Using LiPD files
Note: This page is a work in progress (moreso than most wiki pages).
After downloading a LiPD file, there are a number of ways to use it. The recommended ways are to use the LiPD utilities or pyleoclim.
LiPD Utilities
The LiPD Utilities are a primary way to interact with LiPD files. The utilities are available on GitHub in Matlab, R, and Python language. All three languages support reading and writing a LiPD file, extracting and collapsing time series, and filtering time series.
LiPD Utilities in Python 3
A note for Windows users: While programs like Python exist for Windows, you'll have more flexibility if you work in a Linux environment. To start working with Linux, you could ask your university for an account on their Linux machine, then use a program like ssh to connect. Alternately, you could install a Linux virtual machine (e.g. VirtualBox) on your PC.
To use LiPD Utilies in Python, first make sure you have Python 3 installed. If you don't, one option is Anaconda.
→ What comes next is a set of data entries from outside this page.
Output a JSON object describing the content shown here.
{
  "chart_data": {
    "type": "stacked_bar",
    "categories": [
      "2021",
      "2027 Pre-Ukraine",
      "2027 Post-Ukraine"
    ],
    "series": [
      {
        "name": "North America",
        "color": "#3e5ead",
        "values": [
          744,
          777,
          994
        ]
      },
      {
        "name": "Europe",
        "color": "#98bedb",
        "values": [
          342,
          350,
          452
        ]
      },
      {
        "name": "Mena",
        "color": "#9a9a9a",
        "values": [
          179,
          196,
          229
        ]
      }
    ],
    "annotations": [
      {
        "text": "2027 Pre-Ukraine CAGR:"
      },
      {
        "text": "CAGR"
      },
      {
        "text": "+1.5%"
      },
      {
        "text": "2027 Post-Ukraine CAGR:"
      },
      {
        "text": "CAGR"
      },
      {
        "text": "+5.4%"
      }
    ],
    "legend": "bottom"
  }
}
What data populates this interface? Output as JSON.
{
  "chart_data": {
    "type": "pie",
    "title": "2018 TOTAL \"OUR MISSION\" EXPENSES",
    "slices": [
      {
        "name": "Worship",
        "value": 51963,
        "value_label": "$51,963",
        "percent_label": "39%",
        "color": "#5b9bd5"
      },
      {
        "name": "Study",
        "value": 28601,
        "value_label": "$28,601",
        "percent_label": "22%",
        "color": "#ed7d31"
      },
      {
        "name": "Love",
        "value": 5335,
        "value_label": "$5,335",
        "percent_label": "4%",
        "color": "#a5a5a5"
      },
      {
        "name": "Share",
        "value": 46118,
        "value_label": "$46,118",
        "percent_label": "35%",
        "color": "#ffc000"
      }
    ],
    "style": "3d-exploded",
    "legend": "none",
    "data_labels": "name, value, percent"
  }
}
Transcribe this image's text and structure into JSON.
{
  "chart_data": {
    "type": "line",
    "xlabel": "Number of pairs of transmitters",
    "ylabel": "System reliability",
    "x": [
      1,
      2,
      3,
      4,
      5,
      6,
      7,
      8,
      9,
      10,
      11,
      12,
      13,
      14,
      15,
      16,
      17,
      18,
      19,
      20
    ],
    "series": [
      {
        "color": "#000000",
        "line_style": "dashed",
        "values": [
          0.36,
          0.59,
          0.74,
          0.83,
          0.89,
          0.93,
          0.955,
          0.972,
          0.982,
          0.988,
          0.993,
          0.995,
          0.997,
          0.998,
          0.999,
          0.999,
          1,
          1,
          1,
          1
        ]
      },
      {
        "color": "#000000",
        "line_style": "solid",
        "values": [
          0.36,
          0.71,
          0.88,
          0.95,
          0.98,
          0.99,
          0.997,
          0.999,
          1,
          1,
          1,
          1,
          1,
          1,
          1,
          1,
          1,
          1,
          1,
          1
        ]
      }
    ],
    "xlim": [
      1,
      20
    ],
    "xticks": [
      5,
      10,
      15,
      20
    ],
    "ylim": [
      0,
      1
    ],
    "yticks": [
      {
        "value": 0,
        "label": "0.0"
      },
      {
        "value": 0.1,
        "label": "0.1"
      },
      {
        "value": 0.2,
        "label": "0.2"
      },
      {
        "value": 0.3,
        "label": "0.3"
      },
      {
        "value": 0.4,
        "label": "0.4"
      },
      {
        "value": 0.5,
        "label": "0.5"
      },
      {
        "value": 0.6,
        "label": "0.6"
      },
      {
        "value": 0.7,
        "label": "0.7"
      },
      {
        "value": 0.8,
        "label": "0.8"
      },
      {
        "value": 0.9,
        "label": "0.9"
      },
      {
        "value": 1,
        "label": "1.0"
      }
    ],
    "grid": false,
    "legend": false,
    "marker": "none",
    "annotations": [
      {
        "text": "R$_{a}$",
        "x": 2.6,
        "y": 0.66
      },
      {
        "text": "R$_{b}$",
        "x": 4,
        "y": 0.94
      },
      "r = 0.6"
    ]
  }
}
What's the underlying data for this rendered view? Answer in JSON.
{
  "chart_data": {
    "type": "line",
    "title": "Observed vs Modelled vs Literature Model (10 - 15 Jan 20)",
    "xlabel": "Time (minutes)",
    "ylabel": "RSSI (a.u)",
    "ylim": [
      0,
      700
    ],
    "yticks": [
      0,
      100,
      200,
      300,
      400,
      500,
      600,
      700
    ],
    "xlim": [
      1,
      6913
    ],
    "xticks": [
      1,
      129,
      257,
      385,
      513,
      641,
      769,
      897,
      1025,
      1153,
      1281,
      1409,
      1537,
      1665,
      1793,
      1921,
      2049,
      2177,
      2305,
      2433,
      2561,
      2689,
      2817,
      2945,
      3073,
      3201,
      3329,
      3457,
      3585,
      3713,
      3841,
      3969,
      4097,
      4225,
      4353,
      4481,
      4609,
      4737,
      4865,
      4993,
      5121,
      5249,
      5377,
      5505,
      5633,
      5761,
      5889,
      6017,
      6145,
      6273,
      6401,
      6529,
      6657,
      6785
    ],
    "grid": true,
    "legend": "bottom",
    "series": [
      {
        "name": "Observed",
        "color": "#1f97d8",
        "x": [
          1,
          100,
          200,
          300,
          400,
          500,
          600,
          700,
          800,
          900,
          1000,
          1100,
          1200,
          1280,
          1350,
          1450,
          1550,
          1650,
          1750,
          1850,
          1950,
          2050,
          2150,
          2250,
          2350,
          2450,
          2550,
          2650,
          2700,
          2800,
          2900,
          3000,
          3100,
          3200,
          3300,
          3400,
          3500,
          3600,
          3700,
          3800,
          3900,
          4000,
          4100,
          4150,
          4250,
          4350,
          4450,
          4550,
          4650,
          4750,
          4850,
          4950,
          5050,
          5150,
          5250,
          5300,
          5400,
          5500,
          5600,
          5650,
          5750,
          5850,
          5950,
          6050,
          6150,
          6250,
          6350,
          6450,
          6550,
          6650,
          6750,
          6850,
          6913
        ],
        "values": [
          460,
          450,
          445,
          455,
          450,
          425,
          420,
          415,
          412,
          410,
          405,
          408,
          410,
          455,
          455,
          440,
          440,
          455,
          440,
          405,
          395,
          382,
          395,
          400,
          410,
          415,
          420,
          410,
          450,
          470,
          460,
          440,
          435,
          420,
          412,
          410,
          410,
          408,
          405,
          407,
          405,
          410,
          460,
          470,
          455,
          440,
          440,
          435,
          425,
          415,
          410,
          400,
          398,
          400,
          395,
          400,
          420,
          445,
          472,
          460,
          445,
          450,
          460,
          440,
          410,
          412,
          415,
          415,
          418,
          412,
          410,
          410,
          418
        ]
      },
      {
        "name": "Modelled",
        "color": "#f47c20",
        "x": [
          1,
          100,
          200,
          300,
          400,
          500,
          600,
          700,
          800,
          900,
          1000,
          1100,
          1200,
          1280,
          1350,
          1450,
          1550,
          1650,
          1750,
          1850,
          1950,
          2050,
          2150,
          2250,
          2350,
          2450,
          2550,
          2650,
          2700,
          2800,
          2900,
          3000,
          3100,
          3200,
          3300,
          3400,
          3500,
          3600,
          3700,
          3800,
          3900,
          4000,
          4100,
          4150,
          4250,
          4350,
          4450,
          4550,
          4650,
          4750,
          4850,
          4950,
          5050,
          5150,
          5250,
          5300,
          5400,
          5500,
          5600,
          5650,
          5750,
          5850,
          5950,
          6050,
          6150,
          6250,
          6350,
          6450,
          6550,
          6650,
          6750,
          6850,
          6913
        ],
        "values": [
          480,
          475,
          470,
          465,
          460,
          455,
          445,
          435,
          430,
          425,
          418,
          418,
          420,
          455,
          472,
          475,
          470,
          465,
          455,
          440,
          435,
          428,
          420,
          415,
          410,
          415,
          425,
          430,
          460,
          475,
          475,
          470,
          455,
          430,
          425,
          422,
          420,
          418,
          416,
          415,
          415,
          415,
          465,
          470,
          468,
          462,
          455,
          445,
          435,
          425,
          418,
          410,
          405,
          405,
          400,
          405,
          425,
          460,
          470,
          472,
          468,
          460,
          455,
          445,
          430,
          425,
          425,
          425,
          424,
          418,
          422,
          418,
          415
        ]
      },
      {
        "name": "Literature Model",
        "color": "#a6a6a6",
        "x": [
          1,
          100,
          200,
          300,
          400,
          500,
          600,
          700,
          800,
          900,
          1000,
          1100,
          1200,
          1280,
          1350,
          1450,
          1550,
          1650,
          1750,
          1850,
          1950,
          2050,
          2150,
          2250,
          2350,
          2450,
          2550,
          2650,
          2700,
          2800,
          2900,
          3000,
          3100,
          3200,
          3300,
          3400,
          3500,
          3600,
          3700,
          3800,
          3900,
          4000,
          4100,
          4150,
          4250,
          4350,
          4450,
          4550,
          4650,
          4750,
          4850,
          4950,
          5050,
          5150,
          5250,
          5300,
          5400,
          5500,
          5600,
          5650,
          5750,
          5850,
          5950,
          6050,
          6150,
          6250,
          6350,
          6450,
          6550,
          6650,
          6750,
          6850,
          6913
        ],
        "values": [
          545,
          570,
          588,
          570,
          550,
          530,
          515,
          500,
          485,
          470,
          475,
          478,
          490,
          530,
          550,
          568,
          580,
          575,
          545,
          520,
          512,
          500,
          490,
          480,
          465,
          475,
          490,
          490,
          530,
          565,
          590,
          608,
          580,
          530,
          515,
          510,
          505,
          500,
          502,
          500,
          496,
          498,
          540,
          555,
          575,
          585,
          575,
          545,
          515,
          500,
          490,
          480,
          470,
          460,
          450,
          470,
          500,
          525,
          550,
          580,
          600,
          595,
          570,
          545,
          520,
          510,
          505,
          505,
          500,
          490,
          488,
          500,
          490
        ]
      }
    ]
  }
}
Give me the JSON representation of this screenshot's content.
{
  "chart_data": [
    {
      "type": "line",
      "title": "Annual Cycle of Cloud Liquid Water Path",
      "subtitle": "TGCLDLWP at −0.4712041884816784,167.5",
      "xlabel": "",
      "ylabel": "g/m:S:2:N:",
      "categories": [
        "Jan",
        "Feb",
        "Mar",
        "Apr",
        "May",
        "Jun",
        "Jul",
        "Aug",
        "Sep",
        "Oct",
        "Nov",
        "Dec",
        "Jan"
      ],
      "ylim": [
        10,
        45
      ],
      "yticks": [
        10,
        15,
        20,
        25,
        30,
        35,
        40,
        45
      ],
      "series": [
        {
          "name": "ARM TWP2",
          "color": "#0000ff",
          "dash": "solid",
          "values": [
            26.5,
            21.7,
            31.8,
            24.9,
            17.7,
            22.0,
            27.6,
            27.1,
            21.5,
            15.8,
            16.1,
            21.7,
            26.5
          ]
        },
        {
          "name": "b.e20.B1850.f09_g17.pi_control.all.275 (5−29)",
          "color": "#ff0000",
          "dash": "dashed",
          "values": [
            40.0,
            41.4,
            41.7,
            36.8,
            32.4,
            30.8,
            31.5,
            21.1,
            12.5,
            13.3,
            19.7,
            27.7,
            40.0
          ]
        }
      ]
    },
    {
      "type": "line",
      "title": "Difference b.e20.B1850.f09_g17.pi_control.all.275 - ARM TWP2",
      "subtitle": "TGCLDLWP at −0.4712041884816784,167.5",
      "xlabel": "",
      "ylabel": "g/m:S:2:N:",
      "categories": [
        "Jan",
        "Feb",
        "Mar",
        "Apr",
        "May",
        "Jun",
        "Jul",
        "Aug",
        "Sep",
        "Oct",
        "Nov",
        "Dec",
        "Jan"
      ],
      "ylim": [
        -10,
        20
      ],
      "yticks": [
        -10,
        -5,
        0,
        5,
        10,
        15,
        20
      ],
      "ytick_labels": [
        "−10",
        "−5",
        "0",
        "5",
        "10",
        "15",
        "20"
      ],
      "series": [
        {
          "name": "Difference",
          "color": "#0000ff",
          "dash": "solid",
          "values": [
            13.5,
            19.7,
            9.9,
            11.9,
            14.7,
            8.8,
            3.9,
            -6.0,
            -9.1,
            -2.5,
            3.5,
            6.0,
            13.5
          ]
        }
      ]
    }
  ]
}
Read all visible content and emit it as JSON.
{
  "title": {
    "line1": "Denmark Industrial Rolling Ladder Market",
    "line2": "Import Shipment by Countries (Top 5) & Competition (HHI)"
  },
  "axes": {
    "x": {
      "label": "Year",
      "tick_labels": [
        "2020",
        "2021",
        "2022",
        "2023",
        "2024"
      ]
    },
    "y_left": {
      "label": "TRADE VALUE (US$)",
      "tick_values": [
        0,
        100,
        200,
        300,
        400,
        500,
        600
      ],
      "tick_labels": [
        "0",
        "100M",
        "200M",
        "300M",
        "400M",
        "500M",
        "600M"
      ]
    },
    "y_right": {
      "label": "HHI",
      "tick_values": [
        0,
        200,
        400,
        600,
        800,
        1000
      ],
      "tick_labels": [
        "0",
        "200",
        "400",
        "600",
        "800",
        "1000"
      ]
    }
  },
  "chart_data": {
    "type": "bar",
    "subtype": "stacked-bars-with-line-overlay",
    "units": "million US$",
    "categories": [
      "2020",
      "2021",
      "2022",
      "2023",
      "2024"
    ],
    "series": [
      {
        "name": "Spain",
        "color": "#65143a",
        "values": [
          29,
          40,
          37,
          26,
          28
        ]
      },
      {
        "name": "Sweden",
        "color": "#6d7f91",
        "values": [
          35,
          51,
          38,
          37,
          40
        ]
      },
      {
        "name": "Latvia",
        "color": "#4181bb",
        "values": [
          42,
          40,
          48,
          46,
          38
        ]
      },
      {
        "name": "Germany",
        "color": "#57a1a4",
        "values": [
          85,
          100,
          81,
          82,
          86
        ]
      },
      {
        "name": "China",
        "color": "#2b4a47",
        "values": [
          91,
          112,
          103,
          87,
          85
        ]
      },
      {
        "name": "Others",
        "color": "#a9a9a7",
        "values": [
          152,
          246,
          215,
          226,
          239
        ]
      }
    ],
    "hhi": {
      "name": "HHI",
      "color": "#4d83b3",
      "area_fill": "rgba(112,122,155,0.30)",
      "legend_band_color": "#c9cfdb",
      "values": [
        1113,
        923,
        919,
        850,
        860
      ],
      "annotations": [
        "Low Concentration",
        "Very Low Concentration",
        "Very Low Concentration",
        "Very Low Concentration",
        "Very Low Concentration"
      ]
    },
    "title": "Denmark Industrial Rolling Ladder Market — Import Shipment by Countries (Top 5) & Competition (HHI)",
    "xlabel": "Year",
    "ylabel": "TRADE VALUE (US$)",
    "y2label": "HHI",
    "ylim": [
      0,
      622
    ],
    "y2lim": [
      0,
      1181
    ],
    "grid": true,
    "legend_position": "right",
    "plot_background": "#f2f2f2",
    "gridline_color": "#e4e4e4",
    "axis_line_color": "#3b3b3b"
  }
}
Next install LiPD Utilities:
pip install LiPD
Start python with the command "python". Then import lipd:
import lipd
There are many functions in the LiPD utilities, but here are just a few. First, read a LiPD file:
lipd.readLipd('/path/to/data/file.lpd') # Load a specific LiPD file. Or...
lipd.readLipd() # Load a LiPD file through a GUI.
After reading a LiPD file, use the extractTs() function to extract the data and metadata within the file:
data_all = lipd.extractTs()
A list of dictionaries is now contained in the variable "data_all". (If you're unfamiliar with python, read a primer to get a better understanding.) Each dictionary contains data and metadata fields. From here, it's easy to start using the data. Different data sets may not have all of the same fields, so use the ".keys()" command to check. Let's save some data to different variables and make a simple figure:
data = data_all[0] # Save the first time series object to a new variable. Replace "0" with a different
# number to select a different time series object if there are more than one.
print(data.keys()) # Print the names of all data and metadata fields.
print(data['dataSetName']) # Print the contents of one field: the name of the data set.
year = data['year'] # Save the time values to a new variable.
values = data['paleoData_values'] # Save the data values to a new variable.
# Make a simple figure with matplotlib.
import matplotlib.pyplot as plt
plt.plot(year,values)
plt.title("Name: "+data['dataSetName']+", archive: "+data['archiveType'])
plt.xlabel(data['yearUnits'])
plt.ylabel(data['paleoData_variableName'])
plt.show()
From here, explore a LiPD file some more on your own. There are other commands in the LiPD utilities, but the ones above are enough to access the data on a basic level. If you'd like to use pre-built functions to explore the paleo data, see the Pyleoclim section farther down this page.
Pyleoclim
CSV files
If you’re in a jam and need a plaintext version of the data, all LiPD files contain .csv files of the raw data. Simply unzip your LiPD file to find a .csv file. However, a central goal of LiPD is to put paleoclimate data into a standardized format which common analysis scripts can be built for, so using .csv files more than necessary is not recommended.